The whole thread is full of people who don't HumbleBundle or donate to charity having strong opinions about both. They think that because the site mentions charity that they should be given free stuff for tossing $10 to a charity and that humblebundle must be greedy for being the only business that donates any of your purchase to charity.
The developers are taking a big revenue reduction to support a charity not Humble. If this is the recent bundle than what Jagex is selling normally costs more than $190. The default should favor the charity not Humble. Humble is just mooching of Jagex’s goodwill.
Our mission is to support charity while providing awesome content to customers at great prices.
Their first and thus apparently most important reason for doing all this is "to support charity".
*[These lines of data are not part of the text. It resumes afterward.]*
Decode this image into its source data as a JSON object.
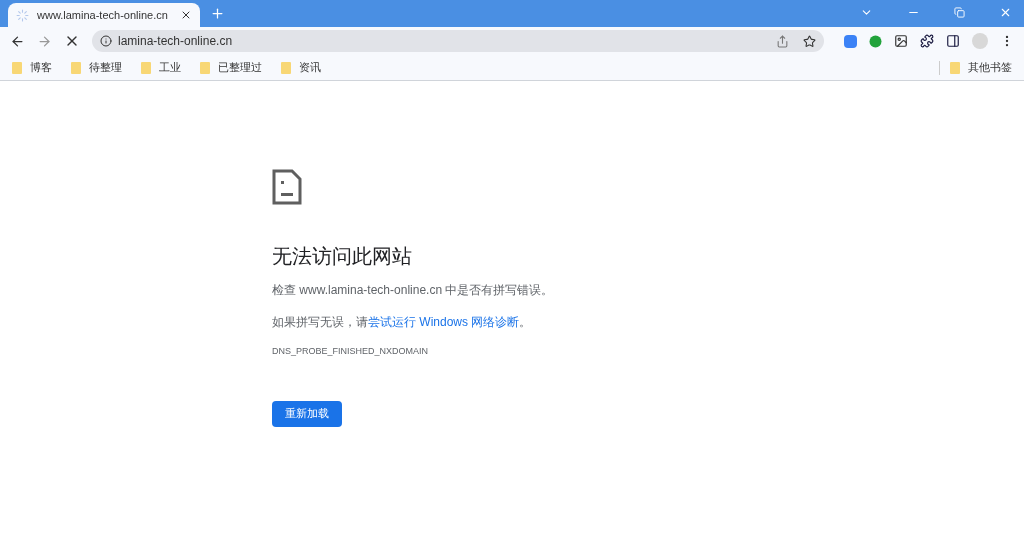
{
  "tab": {
    "title": "www.lamina-tech-online.cn",
    "selected": true
  },
  "address_bar": {
    "value": "lamina-tech-online.cn"
  },
  "bookmarks": [
    {
      "label": "博客"
    },
    {
      "label": "待整理"
    },
    {
      "label": "工业"
    },
    {
      "label": "已整理过"
    },
    {
      "label": "资讯"
    }
  ],
  "other_bookmarks": {
    "label": "其他书签"
  },
  "error": {
    "title": "无法访问此网站",
    "check_text": "检查 www.lamina-tech-online.cn 中是否有拼写错误。",
    "suggestion_prefix": "如果拼写无误，请",
    "suggestion_link": "尝试运行 Windows 网络诊断",
    "suggestion_suffix": "。",
    "code": "DNS_PROBE_FINISHED_NXDOMAIN",
    "button": "重新加载"
  }
}
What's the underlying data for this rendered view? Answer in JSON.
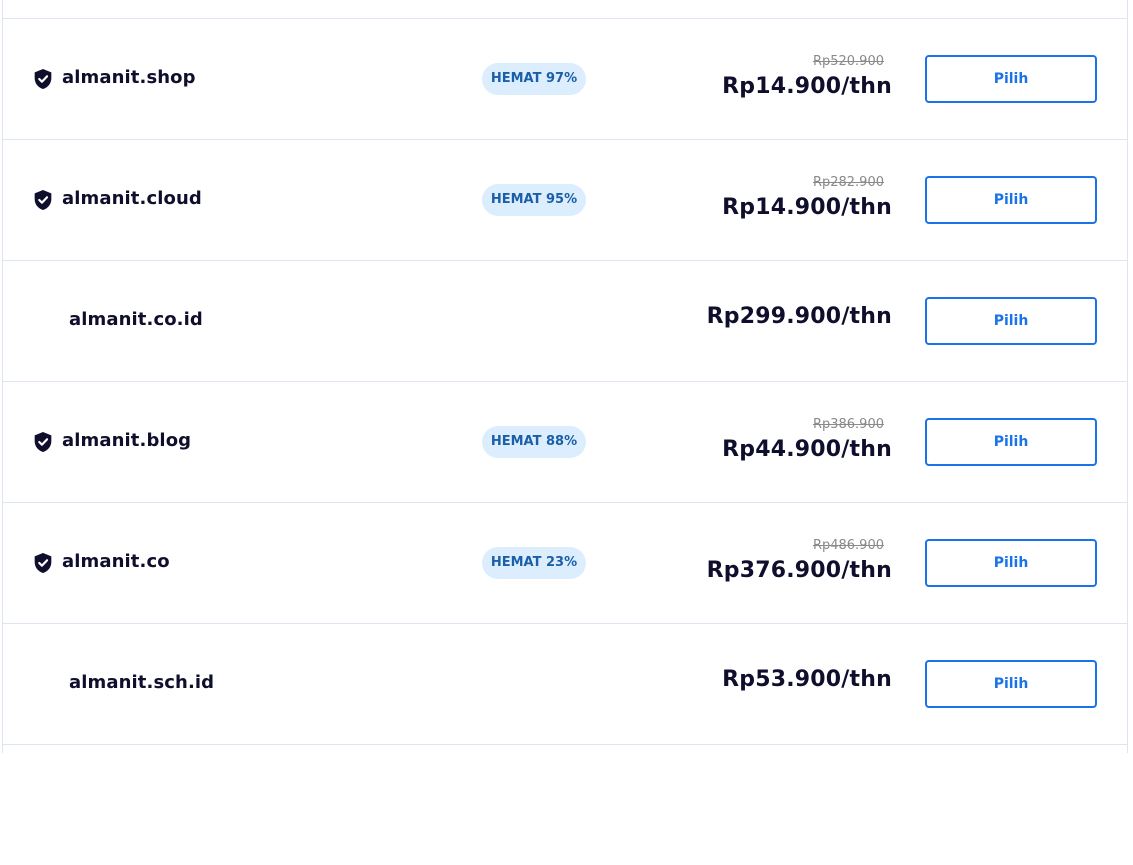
{
  "domains": [
    {
      "name": "almanit.shop",
      "verified": true,
      "badge": "HEMAT 97%",
      "old_price": "Rp520.900",
      "price": "Rp14.900/thn",
      "button": "Pilih"
    },
    {
      "name": "almanit.cloud",
      "verified": true,
      "badge": "HEMAT 95%",
      "old_price": "Rp282.900",
      "price": "Rp14.900/thn",
      "button": "Pilih"
    },
    {
      "name": "almanit.co.id",
      "verified": false,
      "badge": "",
      "old_price": "",
      "price": "Rp299.900/thn",
      "button": "Pilih"
    },
    {
      "name": "almanit.blog",
      "verified": true,
      "badge": "HEMAT 88%",
      "old_price": "Rp386.900",
      "price": "Rp44.900/thn",
      "button": "Pilih"
    },
    {
      "name": "almanit.co",
      "verified": true,
      "badge": "HEMAT 23%",
      "old_price": "Rp486.900",
      "price": "Rp376.900/thn",
      "button": "Pilih"
    },
    {
      "name": "almanit.sch.id",
      "verified": false,
      "badge": "",
      "old_price": "",
      "price": "Rp53.900/thn",
      "button": "Pilih"
    }
  ],
  "colors": {
    "accent": "#1a73e8",
    "badge_bg": "#dceefe",
    "badge_text": "#1b5fa8",
    "text": "#0f0f2d",
    "border": "#dde6f0"
  },
  "icons": {
    "verified": "shield-check-icon"
  }
}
If we go by the screenshot alone, it's $12 of which only $0.60 goes to a charity. Which is 5%. Compared to $3.60 or 30% for Humble. I'm not gonna include the developer's fee because the developer is not the one claiming they're doing it for charity - they're obviously doing it for the money first and foremost.
Sure, more than nothing, but taking 30% is shady enough, IMO.
It's all about the intent. Steam is there to sell you games. Humble is there to support charities while giving you cheap stuff. In their description the charities are the first thing that gets mentioned. And then they give them 5% of the money.
What I'd want? For them to give at least half, not measly 5%. Come on, they're bragging about giving to charity while really not giving them 95% of their income. Like, at this point I'd rather donate the $12 to the charity myself than support yet another parasite on the donation system.
I donate to various things regularly (mostly stuff local for my country, but some international as well from time to time), be it charity or open source projects, and I hate when everyone takes a cut out of this. But at least most of them have the decency to send most of the money further, not only 5%.
I'm negative because I don't see anything positive on a charity gaining $0.60 when $12 was given to the one who collects the money.